В замке стояла тишина; Макс подумал: а что в этом хорошего? Вот здорово, когда приходишь домой, а там человек, который готовит тебе ужин, слушает заодно радио, проигрыватель и телевизор, читает книгу, принимает ванну и кричит: «это ты? я в ванной, иди ко мне, у меня тепло и пахнет жасмином». Он пришел со школы — а в его комнате, в его кресле, сидела мама. Он вообще никого не впускал в свою комнату; бабушка уважала это желание, они ходили друг к другу как в гости — стучались и могли ответить «нет». А она — вошла так легко и сидит, читает одну из книг — Маклахлана, которого он так и не отнес Снегу. Похожа на бабушку, как и она — в пеньюаре, только ее фиолетовый, но тоже из шифона, шелка, кружев, со шлейфом, шуршит. Тапочки расшиты бисером, на каблуках, с загнутыми носами, восточные.
— Привет, — сказала она.
Макс бросил рюкзак в угол и сказал: «уходите».
— Как грубо, — подняла она брови. Макс с неприязнью заметил, что она, в отличие от бабушки, сильно красится: брови подведены, глаза, губы, пудры слой. Словно для съемок.
— Я никого не впускаю в свою комнату, — ответил он.

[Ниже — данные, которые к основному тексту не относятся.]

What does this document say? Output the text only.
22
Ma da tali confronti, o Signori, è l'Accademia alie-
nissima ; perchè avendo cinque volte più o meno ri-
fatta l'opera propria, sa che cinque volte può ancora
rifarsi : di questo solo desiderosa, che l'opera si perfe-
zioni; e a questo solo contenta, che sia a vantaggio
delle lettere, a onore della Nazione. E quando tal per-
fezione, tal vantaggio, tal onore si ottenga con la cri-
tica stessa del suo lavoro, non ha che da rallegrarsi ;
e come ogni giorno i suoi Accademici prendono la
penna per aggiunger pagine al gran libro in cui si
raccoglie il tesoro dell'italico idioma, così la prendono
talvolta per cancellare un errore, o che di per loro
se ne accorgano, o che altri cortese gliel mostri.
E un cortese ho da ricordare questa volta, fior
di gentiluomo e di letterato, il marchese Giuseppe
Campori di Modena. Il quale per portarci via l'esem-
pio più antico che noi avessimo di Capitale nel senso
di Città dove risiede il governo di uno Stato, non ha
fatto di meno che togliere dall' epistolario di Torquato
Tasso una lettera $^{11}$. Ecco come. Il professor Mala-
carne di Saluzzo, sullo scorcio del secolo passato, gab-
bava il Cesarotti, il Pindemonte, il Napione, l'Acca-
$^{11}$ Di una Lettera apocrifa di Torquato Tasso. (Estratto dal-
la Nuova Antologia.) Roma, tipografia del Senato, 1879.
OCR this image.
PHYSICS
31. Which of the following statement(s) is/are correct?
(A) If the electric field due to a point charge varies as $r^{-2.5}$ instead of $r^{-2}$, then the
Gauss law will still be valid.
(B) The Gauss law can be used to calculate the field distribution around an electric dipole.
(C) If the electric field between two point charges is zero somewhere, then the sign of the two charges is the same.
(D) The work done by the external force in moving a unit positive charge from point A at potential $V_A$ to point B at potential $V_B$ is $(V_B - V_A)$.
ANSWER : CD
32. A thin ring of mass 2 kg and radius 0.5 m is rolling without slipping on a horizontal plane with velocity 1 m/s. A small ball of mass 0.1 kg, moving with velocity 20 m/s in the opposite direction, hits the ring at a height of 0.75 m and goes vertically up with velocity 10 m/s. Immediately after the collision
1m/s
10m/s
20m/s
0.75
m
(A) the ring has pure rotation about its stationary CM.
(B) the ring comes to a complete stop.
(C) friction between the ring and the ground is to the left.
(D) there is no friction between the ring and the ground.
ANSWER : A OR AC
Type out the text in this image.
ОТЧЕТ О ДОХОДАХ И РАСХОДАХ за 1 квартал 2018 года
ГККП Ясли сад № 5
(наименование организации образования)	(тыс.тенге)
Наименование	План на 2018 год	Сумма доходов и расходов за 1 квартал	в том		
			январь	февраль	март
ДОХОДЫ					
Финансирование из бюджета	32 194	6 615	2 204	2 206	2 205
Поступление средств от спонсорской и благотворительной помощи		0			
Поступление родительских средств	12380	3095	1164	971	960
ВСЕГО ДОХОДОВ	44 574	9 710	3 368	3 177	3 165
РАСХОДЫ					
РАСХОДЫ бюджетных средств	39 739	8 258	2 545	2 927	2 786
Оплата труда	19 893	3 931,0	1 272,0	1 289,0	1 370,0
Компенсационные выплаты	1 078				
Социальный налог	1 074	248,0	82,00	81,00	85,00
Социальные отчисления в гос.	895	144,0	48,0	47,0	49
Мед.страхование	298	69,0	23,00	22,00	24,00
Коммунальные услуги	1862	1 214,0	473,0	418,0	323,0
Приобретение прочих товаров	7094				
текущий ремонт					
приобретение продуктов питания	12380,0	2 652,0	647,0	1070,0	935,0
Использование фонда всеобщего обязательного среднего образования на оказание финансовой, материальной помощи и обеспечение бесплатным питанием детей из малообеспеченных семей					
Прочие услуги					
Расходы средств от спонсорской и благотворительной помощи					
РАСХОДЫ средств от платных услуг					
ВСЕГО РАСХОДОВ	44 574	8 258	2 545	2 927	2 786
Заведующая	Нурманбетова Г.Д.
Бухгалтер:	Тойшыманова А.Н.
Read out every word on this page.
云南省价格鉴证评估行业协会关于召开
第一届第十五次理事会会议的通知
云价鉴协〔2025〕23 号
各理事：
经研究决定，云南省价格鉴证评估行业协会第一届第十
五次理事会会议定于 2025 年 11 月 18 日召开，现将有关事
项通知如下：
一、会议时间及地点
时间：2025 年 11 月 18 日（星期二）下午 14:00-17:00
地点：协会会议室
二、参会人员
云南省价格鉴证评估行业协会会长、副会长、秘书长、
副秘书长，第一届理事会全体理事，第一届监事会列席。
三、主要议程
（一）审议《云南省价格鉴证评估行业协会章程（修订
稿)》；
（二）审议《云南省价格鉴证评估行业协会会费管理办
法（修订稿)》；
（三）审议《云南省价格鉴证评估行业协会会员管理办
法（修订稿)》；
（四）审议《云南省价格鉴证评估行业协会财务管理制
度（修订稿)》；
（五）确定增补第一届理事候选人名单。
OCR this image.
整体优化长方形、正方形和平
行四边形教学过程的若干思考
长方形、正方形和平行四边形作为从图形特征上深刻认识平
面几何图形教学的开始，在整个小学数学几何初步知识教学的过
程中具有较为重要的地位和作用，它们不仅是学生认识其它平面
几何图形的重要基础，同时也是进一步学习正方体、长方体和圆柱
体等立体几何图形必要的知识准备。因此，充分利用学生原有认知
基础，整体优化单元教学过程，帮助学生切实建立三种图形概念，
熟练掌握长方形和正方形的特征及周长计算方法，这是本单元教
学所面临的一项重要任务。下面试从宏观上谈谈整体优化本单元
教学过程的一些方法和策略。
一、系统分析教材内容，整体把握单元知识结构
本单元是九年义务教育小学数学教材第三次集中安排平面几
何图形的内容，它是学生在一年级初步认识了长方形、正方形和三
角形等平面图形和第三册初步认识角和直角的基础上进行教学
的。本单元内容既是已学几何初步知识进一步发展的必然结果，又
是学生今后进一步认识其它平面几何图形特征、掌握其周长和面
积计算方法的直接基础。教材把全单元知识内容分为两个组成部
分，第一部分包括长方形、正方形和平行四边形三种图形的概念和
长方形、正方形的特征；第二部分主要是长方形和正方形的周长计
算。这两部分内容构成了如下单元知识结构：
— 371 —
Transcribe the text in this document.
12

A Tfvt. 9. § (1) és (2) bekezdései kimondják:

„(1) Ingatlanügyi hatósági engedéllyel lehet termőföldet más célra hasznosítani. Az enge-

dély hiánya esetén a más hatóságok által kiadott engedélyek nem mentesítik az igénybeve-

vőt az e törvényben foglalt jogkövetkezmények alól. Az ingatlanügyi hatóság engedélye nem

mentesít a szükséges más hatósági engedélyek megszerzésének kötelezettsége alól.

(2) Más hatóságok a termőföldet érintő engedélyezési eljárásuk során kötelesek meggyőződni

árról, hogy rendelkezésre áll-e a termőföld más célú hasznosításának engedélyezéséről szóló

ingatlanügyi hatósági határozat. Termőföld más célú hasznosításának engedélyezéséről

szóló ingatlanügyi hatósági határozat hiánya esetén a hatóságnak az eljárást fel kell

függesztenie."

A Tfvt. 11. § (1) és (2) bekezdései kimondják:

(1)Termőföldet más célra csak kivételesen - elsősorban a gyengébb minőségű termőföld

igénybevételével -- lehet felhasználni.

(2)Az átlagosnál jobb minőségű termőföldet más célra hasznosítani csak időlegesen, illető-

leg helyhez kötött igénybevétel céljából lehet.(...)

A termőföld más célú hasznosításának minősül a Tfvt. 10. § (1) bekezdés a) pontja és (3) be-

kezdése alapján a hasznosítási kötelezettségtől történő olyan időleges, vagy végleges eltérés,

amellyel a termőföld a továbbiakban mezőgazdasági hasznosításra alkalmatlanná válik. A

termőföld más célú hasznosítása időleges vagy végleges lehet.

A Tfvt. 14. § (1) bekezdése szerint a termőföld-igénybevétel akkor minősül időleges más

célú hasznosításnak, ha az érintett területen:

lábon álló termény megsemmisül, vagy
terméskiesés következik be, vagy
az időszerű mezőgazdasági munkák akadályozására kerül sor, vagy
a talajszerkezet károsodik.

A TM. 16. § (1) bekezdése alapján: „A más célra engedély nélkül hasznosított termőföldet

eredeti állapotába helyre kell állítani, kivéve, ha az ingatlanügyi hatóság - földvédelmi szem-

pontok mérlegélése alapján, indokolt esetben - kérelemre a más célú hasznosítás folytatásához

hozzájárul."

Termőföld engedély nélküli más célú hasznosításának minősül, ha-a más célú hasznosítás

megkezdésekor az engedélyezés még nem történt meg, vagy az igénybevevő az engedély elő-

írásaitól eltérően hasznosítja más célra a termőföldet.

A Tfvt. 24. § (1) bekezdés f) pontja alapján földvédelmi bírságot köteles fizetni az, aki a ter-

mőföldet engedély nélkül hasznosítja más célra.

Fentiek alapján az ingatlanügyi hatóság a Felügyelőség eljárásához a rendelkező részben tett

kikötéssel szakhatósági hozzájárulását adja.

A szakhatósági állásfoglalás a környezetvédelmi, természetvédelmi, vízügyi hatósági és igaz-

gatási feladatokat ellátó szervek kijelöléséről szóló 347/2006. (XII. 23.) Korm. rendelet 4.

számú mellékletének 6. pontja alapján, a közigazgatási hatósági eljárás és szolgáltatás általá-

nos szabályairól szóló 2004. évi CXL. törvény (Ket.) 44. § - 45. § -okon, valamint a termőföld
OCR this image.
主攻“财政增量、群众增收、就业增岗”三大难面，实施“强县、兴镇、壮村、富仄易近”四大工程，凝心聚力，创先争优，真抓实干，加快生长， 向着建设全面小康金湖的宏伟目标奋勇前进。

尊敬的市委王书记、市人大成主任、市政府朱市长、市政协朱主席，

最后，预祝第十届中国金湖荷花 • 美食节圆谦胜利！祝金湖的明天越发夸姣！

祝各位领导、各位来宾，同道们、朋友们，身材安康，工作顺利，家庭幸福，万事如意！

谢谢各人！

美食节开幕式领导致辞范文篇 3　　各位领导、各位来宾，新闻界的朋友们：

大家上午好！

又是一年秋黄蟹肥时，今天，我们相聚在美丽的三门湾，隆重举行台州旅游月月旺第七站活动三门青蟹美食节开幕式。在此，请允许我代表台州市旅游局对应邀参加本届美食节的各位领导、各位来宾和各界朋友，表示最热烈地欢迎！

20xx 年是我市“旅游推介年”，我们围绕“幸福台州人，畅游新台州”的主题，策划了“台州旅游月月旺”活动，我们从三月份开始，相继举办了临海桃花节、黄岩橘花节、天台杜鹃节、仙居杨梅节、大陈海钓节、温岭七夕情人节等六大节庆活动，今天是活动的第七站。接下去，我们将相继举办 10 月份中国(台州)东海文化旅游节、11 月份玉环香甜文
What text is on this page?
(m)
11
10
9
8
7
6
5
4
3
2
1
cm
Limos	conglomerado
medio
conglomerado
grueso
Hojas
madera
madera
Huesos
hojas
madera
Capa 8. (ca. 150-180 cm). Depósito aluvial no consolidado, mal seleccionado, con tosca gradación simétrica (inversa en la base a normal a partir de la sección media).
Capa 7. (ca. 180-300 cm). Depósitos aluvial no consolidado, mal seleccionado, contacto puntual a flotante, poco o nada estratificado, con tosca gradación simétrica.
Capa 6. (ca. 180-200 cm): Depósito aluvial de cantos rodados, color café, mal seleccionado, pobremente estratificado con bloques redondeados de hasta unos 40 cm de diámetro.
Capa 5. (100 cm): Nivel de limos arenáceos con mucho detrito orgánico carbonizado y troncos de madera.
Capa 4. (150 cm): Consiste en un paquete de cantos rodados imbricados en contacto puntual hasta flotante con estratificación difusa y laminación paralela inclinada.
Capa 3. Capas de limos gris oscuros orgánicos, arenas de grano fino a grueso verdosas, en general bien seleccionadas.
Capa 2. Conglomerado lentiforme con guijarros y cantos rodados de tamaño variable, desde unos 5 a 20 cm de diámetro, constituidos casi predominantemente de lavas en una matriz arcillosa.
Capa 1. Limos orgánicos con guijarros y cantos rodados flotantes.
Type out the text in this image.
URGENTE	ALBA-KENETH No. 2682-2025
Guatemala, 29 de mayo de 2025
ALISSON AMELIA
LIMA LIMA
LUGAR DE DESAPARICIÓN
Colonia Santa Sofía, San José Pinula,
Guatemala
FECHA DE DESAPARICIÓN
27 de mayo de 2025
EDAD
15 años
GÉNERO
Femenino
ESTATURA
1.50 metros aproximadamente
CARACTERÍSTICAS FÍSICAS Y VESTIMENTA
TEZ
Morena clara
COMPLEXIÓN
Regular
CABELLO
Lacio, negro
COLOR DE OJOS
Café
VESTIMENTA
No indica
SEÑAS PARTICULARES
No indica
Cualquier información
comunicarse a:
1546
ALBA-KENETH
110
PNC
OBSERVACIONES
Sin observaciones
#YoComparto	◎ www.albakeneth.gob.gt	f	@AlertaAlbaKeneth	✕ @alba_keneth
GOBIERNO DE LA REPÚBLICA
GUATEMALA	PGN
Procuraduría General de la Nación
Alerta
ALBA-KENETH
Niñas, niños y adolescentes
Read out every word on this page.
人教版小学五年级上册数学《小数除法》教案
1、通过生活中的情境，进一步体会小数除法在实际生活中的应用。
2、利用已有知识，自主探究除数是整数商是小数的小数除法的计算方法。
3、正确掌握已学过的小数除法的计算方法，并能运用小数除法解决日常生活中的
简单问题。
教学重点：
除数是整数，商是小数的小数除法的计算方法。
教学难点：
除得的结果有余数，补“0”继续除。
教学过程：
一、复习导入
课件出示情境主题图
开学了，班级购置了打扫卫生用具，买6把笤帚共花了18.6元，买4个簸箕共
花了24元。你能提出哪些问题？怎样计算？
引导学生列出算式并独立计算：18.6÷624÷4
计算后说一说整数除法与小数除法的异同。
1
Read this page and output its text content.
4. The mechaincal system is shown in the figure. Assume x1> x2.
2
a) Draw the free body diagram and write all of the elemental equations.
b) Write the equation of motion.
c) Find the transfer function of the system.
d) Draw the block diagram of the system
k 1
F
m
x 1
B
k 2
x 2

Она оглядела комнату еще раз; пока ждала сына — прощупала каждый миллиметр: какой он, чем живет? Геральдические лилии на стенах — красный шелк с золотом; из красного бархата, с золотыми кистями балдахин над тяжелой резной кроватью; из красного резного дерева вся мебель; это была парадная спальня, для наследника престола, который посетит раз в жизни вассала; до Макса в ней никто не жил, даже не думал; после кровати самым большим предметом в комнате был стол — весь завален бумагами; Марианна пыталась прочесть, но почерк Макса был ужасен, как у врачей. Она решила подарить ему печатную машинку — портативную, такую смешную, маленькую, как щенок овчарки, свернувшись, спит; одежда у него была в основном английская, хорошая, но блеклая, она подумала, что он, наверное, совсем незаметен в толпе; если не поймать случайно взгляд — бегущего по лезвию бритвы; увидела много-много книг, взяла самую верхнюю и поняла, что это книга его друга: Снегу — было написано на первой странице — Кайл Маклахлан; «если я скажу, что знаю Кайла, играла в его пьесе первую роль, и он пришел на первое представление, и был оглушительный успех, и он поцеловал мне руку, а потом мы ужинали, но не спали — он любит некую Лору Палмер, одноклассницу, по сей день; он полюбит меня? только он начнет спрашивать, нравятся ли мне книги Кайла, а я ничего о них не знаю, я не чувствую книг; ничего не читала, кроме своей роли; даже не знаю, о чем пьеса; а он, наверное, и сам пишет…» Марианна знала и многих издателей, могла бы договориться, но подумала: Максу не это нужно, черт знает, что вообще нужно этому молодому человеку с прозрачным некрасивым лицом, родившемуся словно на Крайнем Севере, — о, как она расстроилась, что это не он, не синеглазый, не черноволосый, не белокожий, мальчик-Белоснежка…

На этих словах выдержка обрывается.